Unfortunately, there’s currently no way of querying for volumes based on this field. (I consider this to be a silly mistake, and hope it’s rectified soon.)
So, what is this volume flag used for, if you can’t query it, and it’s not displayed anywhere? It actually fulfills an important function. I briefly covered that function in my post, Instantiating Savesets, but I’ll quickly revisit it now.
NetWorker assigns a unique clone ID to every saveset copy that is made (be that through cloning or staging). The clone ID is effectively the number of seconds past the epoch, or if not that, some other very similar number of seconds.
When NetWorker wants to use a saveset to facilitate a recovery, and there’s no copies of the saveset immediately online (i.e., in a drive, or in a library), it must request a volume that holds a copy of the saveset. Previously it would always ask for the saveset with the smallest clone ID. This would create problems if you backed up to disk, cloned to tape, then staged to tape later – the clone would end up with the smallest clone ID, and if neither volume was available, NetWorker would ask for the clone volume, rather than the ‘original’, staged volume.
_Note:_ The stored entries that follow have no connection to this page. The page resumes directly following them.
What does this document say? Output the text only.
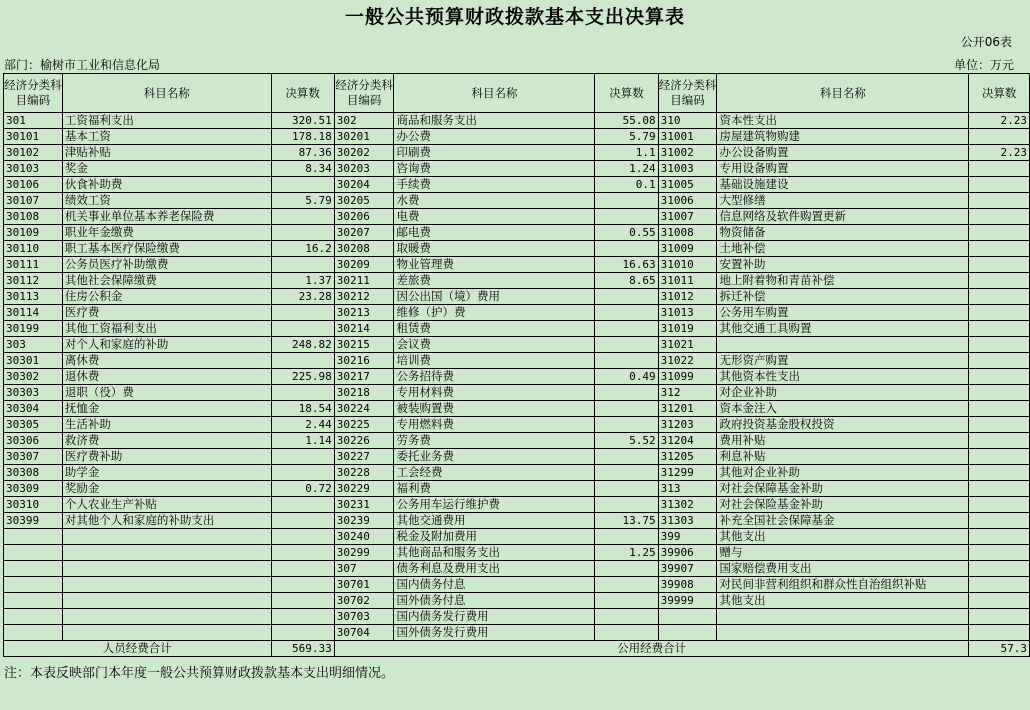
一般公共预算财政拨款基本支出决算表
公开06表
部门：榆树市工业和信息化局	单位：万元
经济分类科目编码	科目名称	决算数	经济分类科目编码	科目名称	决算数	经济分类科目编码	科目名称	决算数
301	工资福利支出	320.51	302	商品和服务支出	55.08	310	资本性支出	2.23
30101	基本工资	178.18	30201	办公费	5.79	31001	房屋建筑物购建	
30102	津贴补贴	87.36	30202	印刷费	1.1	31002	办公设备购置	2.23
30103	奖金	8.34	30203	咨询费	1.24	31003	专用设备购置	
30106	伙食补助费		30204	手续费	0.1	31005	基础设施建设	
30107	绩效工资	5.79	30205	水费		31006	大型修缮	
30108	机关事业单位基本养老保险费		30206	电费		31007	信息网络及软件购置更新	
30109	职业年金缴费		30207	邮电费	0.55	31008	物资储备	
30110	职工基本医疗保险缴费	16.2	30208	取暖费		31009	土地补偿	
30111	公务员医疗补助缴费		30209	物业管理费	16.63	31010	安置补助	
30112	其他社会保障缴费	1.37	30211	差旅费	8.65	31011	地上附着物和青苗补偿	
30113	住房公积金	23.28	30212	因公出国（境）费用		31012	拆迁补偿	
30114	医疗费		30213	维修（护）费		31013	公务用车购置	
30199	其他工资福利支出		30214	租赁费		31019	其他交通工具购置	
303	对个人和家庭的补助	248.82	30215	会议费		31021		
30301	离休费		30216	培训费		31022	无形资产购置	
30302	退休费	225.98	30217	公务招待费	0.49	31099	其他资本性支出	
30303	退职（役）费		30218	专用材料费		312	对企业补助	
30304	抚恤金	18.54	30224	被装购置费		31201	资本金注入	
30305	生活补助	2.44	30225	专用燃料费		31203	政府投资基金股权投资	
30306	救济费	1.14	30226	劳务费	5.52	31204	费用补贴	
30307	医疗费补助		30227	委托业务费		31205	利息补贴	
30308	助学金		30228	工会经费		31299	其他对企业补助	
30309	奖励金	0.72	30229	福利费		313	对社会保障基金补助	
30310	个人农业生产补贴		30231	公务用车运行维护费		31302	对社会保险基金补助	
30399	对其他个人和家庭的补助支出		30239	其他交通费用	13.75	31303	补充全国社会保障基金	
			30240	税金及附加费用		399	其他支出	
			30299	其他商品和服务支出	1.25	39906	赠与	
			307	债务利息及费用支出		39907	国家赔偿费用支出	
			30701	国内债务付息		39908	对民间非营利组织和群众性自治组织补贴	
			30702	国外债务付息		39999	其他支出	
			30703	国内债务发行费用				
			30704	国外债务发行费用				
人员经费合计		569.33	公用经费合计					57.3
注：本表反映部门本年度一般公共预算财政拨款基本支出明细情况。
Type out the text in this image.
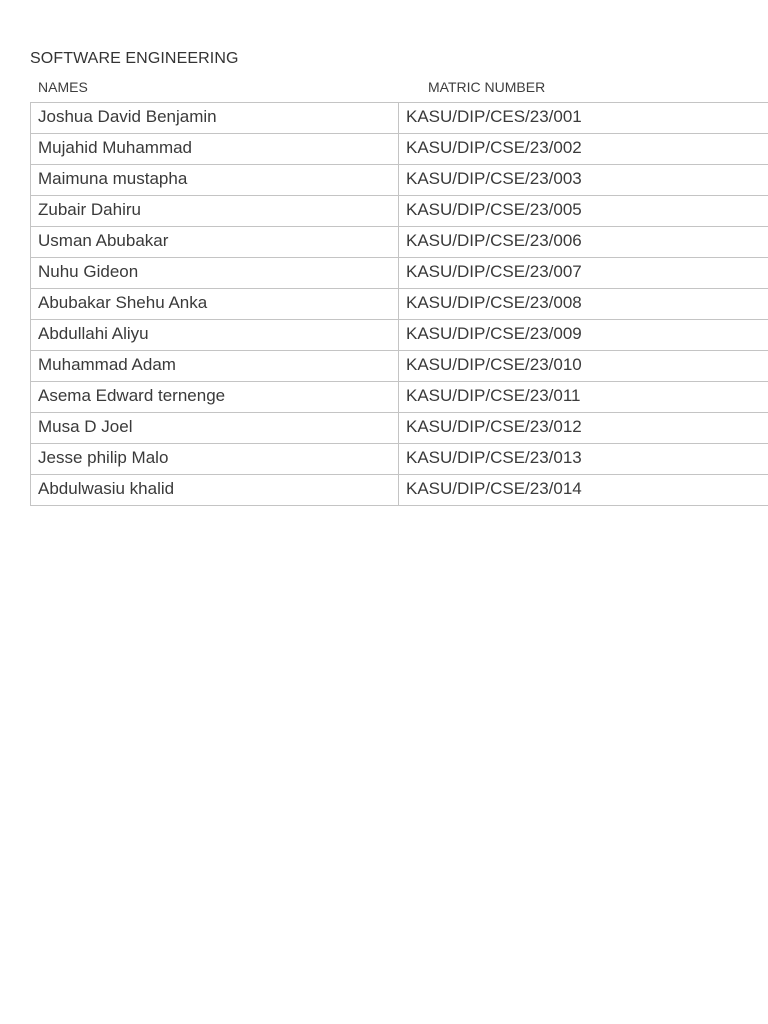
SOFTWARE ENGINEERING
NAMES	MATRIC NUMBER
Joshua David Benjamin	KASU/DIP/CES/23/001
Mujahid Muhammad	KASU/DIP/CSE/23/002
Maimuna mustapha	KASU/DIP/CSE/23/003
Zubair Dahiru	KASU/DIP/CSE/23/005
Usman Abubakar	KASU/DIP/CSE/23/006
Nuhu Gideon	KASU/DIP/CSE/23/007
Abubakar Shehu Anka	KASU/DIP/CSE/23/008
Abdullahi Aliyu	KASU/DIP/CSE/23/009
Muhammad Adam	KASU/DIP/CSE/23/010
Asema Edward ternenge	KASU/DIP/CSE/23/011
Musa D Joel	KASU/DIP/CSE/23/012
Jesse philip Malo	KASU/DIP/CSE/23/013
Abdulwasiu khalid	KASU/DIP/CSE/23/014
To solve this problem we use the ‘offsite’ flag for the clone volume: if NetWorker needs to read from a saveset that has more than one copy, and one of those copies is stored on a volume that is flagged as ‘offsite’ in the media database, then it is least likely to pick that volume.
(An alternative technique advocated by EMC (and even Legato, before the acquisition), before the development of the ‘offsite’ flag, was to temporarily mark the initially requested volume as ‘suspect’ so that NetWorker would instead request the ‘preferred’ volume. While there’s technically nothing wrong with this technique, I find marking good backups as bad – even temporarily – as inelegant. With the availability of the ‘offsite’ flag instead, I’d encourage anyone still using the ‘suspect’/’notsuspect’ flags to switch.)